Sanford Burham Logo The cause of Alzheimer’s disease can be traced back to sticky proteins made of beta-amyloid peptide. On this note, researchers from Sanford-Burnham Medical Research Institute (Sanford-Burnham), have unraveled an enzyme Cdk5 which if chemically altered invokes destruction of synapses by beta-amyloid.

The scientists found that this modified form of Cdk5 which is SNO-Cdk5, was apparently present in human Alzheimer’s disease brains, unlike their normal counterparts. Cdk5 is known to be an essential enzyme for natural neuronal survival and migration. As per this analysis, the team found that beta-amyloid peptides boost Cdk5 alteration by a chemical reaction called S-nitrosylation. This process involves nitric oxide (NO) attachment to the enzyme, to form SNO-Cdk5 and thus disturbing its usual action.

“After NO is attached to Cdk5, it then jumps like a ‘hot potato’ to another protein called Drp1, disrupting its function and fragmenting mitochondria, the energy powerhouse of nerve cells. When the mitochondria are damaged, the synapses, which normally require a lot of energy for their function, are destroyed. This scenario disrupts communication between nerve cells, and thus memory and cognitive ability in Alzheimer’s disease,” elaborated Dr.
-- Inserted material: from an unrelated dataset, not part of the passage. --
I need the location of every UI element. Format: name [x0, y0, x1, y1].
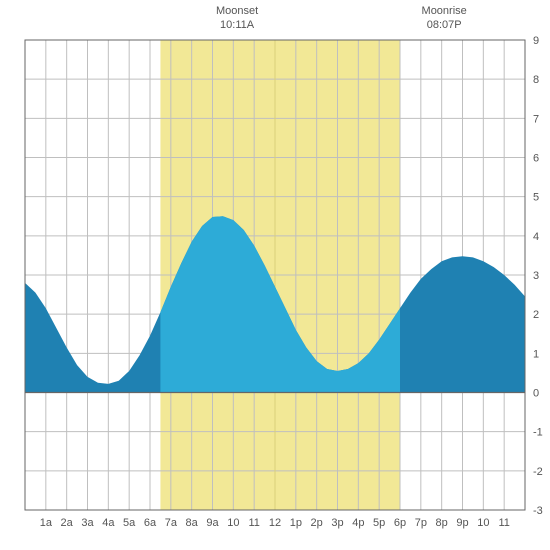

Lipton, professor and director of Sanford-Burnham’s Del E. Webb Neuroscience, Aging and Stem Cell Research Center.

This research unfolds the transferring capability of Cdk5 which was not initially known. It apparently transfers NO from one protein to another. It was found that when NO is added, it gears Cdk5 to S-nitrosylate other proteins. This reaction involves Drp1 on mitochondria. Strikingly, transit of NO from SNO-Cdk5 to Drp1 accelerates the loss of synapses. The latter is a portion of the nerve cell that shifts electrochemical signals to other nerve cells. Loss of synapses is supposedly related to the cognitive decline in Alzheimer’s disease. Lipton concludes that this approach with SNO-Cdk5 is clinically relevant as it has been conducted using human brain tissue from Alzheimer’s disease patients. It could help in the development of potential therapies for this severe condition.

The findings are published online in the August 15 issue of the Proceedings of the National Academy of Sciences of the USA.